Ein endloser Alptraum

Original-Titel: Nightmare Street
Herstellungsland: USA 1998
Regie: Colin Bucksey
Buch: Rama Laurie Stagner
Dan Witt
Darsteller: Sherilyn Fenn
Rena Sofer
Thomas Gibson


Die junge Witwe Joanna rettet ihre kleine Tochter vor einem Lastwagen, wird aber selbst von dem Wagen erfasst und erwacht im Krankenhaus. Von nun an beginnt ein Alptraum, denn jeder hält sie plötzlich für eine gänzlich andere Person mit einem ihr unbekannten Lebenslauf. In ihrem Haus wohnt eine andere Familie, ihr Kind ist nicht auffindbar, ihre Freunde und Bekannte haben ebenfalls eine andere Identität und erkennen sie nicht. Als ob das nicht genug wäre, wird sie zudem von einem aufdringlichen Polizist verfolgt, der überzeugt ist, daß sie ihren Sohn getötet hat. Mit Hilfe des Arztes Matt Westbrook, der sich in seine Patientin verliebt, versucht sie hinter das Geheimnis hinter der plötzlichen Veränderung ihrer Welt zu kommen.
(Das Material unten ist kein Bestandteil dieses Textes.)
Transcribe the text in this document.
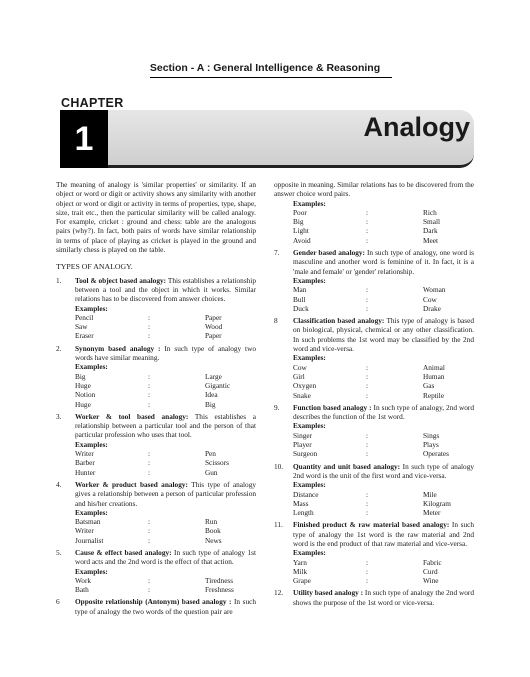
Section - A : General Intelligence & Reasoning
CHAPTER
1	Analogy

The meaning of analogy is 'similar properties' or similarity. If an object or word or digit or activity shows any similarity with another object or word or digit or activity in terms of properties, type, shape, size, trait etc., then the particular similarity will be called analogy. For example, cricket : ground and chess: table are the analogous pairs (why?). In fact, both pairs of words have similar relationship in terms of place of playing as cricket is played in the ground and similarly chess is played on the table.

TYPES OF ANALOGY.
1.	Tool & object based analogy: This establishes a relationship between a tool and the object in which it works. Similar relations has to be discovered from answer choices.
Examples:
Pencil	:	Paper
Saw	:	Wood
Eraser	:	Paper
2.	Synonym based analogy : In such type of analogy two words have similar meaning.
Examples:
Big	:	Large
Huge	:	Gigantic
Notion	:	Idea
Huge	:	Big
3.	Worker & tool based analogy: This establishes a relationship between a particular tool and the person of that particular profession who uses that tool.
Examples:
Writer	:	Pen
Barber	:	Scissors
Hunter	:	Gun
4.	Worker & product based analogy: This type of analogy gives a relationship between a person of particular profession and his/her creations.
Examples:
Batsman	:	Run
Writer	:	Book
Journalist	:	News
5.	Cause & effect based analogy: In such type of analogy 1st word acts and the 2nd word is the effect of that action.
Examples:
Work	:	Tiredness
Bath	:	Freshness
6	Opposite relationship (Antonym) based analogy : In such type of analogy the two words of the question pair are

opposite in meaning. Similar relations has to be discovered from the answer choice word pairs.

Examples:
Poor	:	Rich
Big	:	Small
Light	:	Dark
Avoid	:	Meet
7.	Gender based analogy: In such type of analogy, one word is masculine and another word is feminine of it. In fact, it is a 'male and female' or 'gender' relationship.
Examples:
Man	:	Woman
Bull	:	Cow
Duck	:	Drake
8	Classification based analogy: This type of analogy is based on biological, physical, chemical or any other classification. In such problems the 1st word may be classified by the 2nd word and vice-versa.
Examples:
Cow	:	Animal
Girl	:	Human
Oxygen	:	Gas
Snake	:	Reptile
9.	Function based analogy : In such type of analogy, 2nd word describes the function of the 1st word.
Examples:
Singer	:	Sings
Player	:	Plays
Surgeon	:	Operates
10.	Quantity and unit based analogy: In such type of analogy 2nd word is the unit of the first word and vice-versa.
Examples:
Distance	:	Mile
Mass	:	Kilogram
Length	:	Meter
11.	Finished product & raw material based analogy: In such type of analogy the 1st word is the raw material and 2nd word is the end product of that raw material and vice-versa.
Examples:
Yarn	:	Fabric
Milk	:	Curd
Grape	:	Wine
12.	Utility based analogy : In such type of analogy the 2nd word shows the purpose of the 1st word or vice-versa.
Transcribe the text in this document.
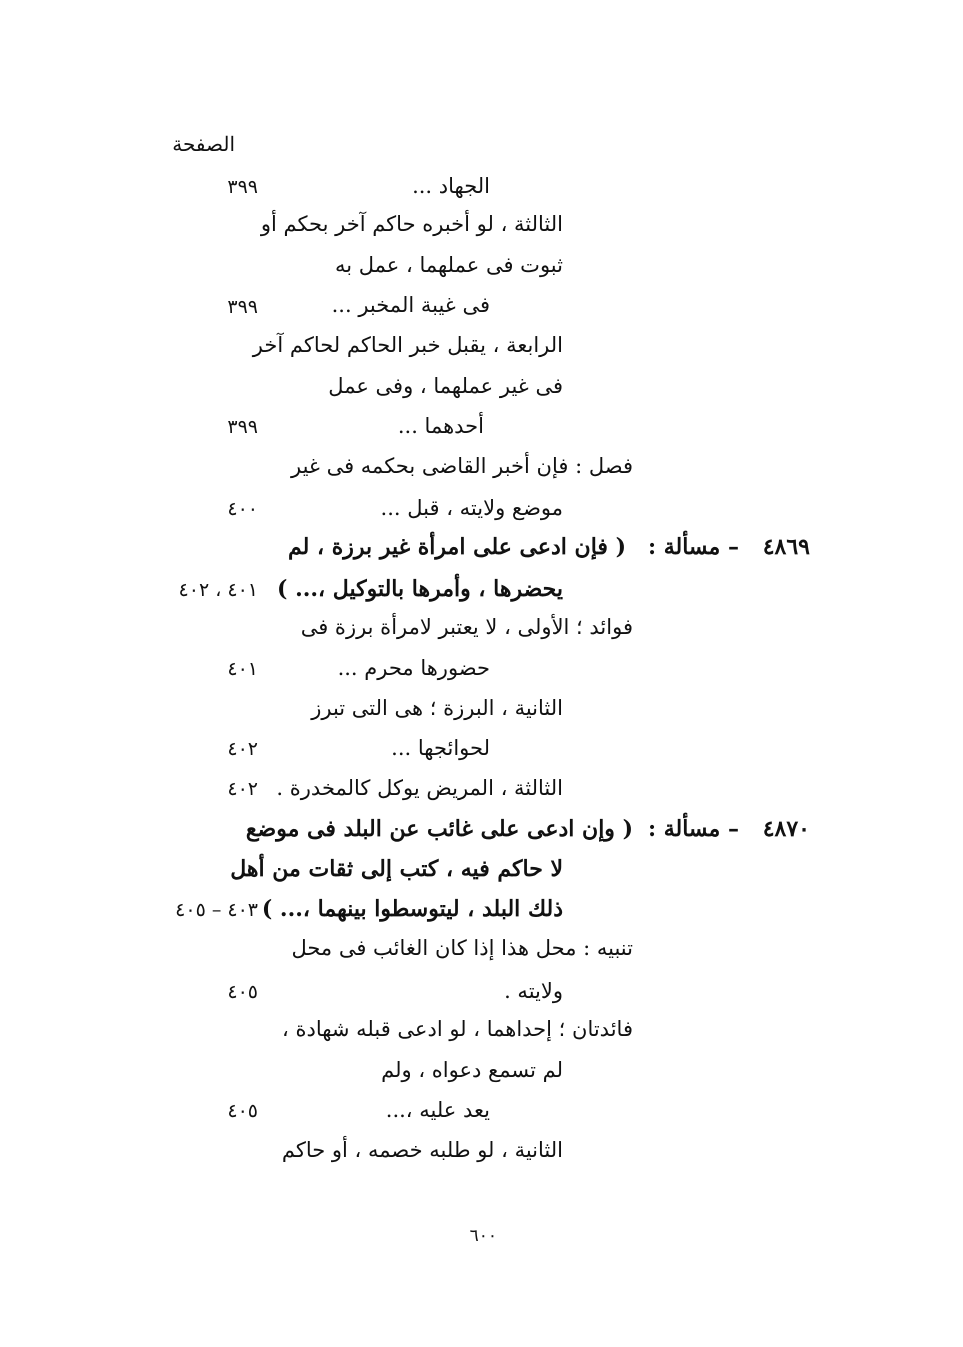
الصفحة
الجهاد ...
٣٩٩
الثالثة ، لو أخبره حاكم آخر بحكم أو
ثبوت فى عملهما ، عمل به
فى غيبة المخبر ...
٣٩٩
الرابعة ، يقبل خبر الحاكم لحاكم آخر
فى غير عملهما ، وفى عمل
أحدهما ...
٣٩٩
فصل : فإن أخبر القاضى بحكمه فى غير
موضع ولايته ، قبل ...
٤٠٠
٤٨٦٩
– مسألة :
( فإن ادعى على امرأة غير برزة ، لم
يحضرها ، وأمرها بالتوكيل ،... )
٤٠١ ، ٤٠٢
فوائد ؛ الأولى ، لا يعتبر لامرأة برزة فى
حضورها محرم ...
٤٠١
الثانية ، البرزة ؛ هى التى تبرز
لحوائجها ...
٤٠٢
الثالثة ، المريض يوكل كالمخدرة .
٤٠٢
٤٨٧٠
– مسألة :
( وإن ادعى على غائب عن البلد فى موضع
لا حاكم فيه ، كتب إلى ثقات من أهل
ذلك البلد ، ليتوسطوا بينهما ،... )
٤٠٣ – ٤٠٥
تنبيه : محل هذا إذا كان الغائب فى محل
ولايته .
٤٠٥
فائدتان ؛ إحداهما ، لو ادعى قبله شهادة ،
لم تسمع دعواه ، ولم
يعد عليه ،...
٤٠٥
الثانية ، لو طلبه خصمه ، أو حاكم
٦٠٠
[Vorsicht: Die Kritik enthält die Auflösung des Films]

Der Film beginnt vielversprechend und spielt geschickt mit der Urangst des Menschen, die eigene Identität zu verlieren. Schnell wird klar, daß man es nicht mit einem unmenschlichen Versuch irgendeiner bösen Geheimorganisation zu tun hat, denn Joanne begegnet Menschen aus ihrer Vergangenheit, die plötzlich spurlos verschwinden und hat einige andere Visionen. Man beginnt zu überlegen, ob Joanne nicht in Wirklichkeit eine Vergangenheit erfunden hat, um ein traumatisches Erlebnis zu verdrängen.
Die Spannung wird dabei aus der interessanten und mysteriösen Situation gewonnen, wobei der Zuschauer dem Ende entgegenfiebert, weil er wissen möchte, wie die Story aufgelöst wird.
 Im Mittelteil lässt der Film erheblich nach, da er zu wenig Neues bringt und Dinge wie den bereits bekannten Alptraum im Bild wiederholt. Zudem bauten die Drehbuchautoren die obligatorische und im Storyzusammenhang extrem überflüssige Liebesgeschichte ein, die dem Film keine neue Perspektive abringt, sondern lediglich so wirkt, als solle die Länge des Films gestreckt werden.
 Zum Schluß schließlich wird es ganz enttäuschend: Der Arzt konstruiert in Bezug auf Einstein die Theorie, daß es eventuell Paralleldimensionen geben könne und Joanne ihre Welt durch einen Zufall verlassen habe. Als sie von einem "unerklärlichen Gefühl" geleitet ("Ich fühle, daß er mir helfen kann") nochmals einen der Menschen aufsucht, der ihr aus "der anderen Welt" bekannt ist, eröffnet der Mann im Sterben, wie sie wieder in ihre Welt zurückkommen kann (der Zuschauer fragt sich natürlich, woher der Kerl das eigentlich wissen kann, wenn er in dieser Dimension eine vollkommen andere Identität besitzt). Schließlich löst sich alles in Wohlgefallen auf; der Autor geht sogar so weit, in einer erneuten unlogischen Einblendung auch das Schicksal von Joannes Parallelexistenz zu klären und das Alter Ego des neuen Lovers aus der "Parallelwelt" auftauchen zu lassen, damit das Happy-End komplett wird.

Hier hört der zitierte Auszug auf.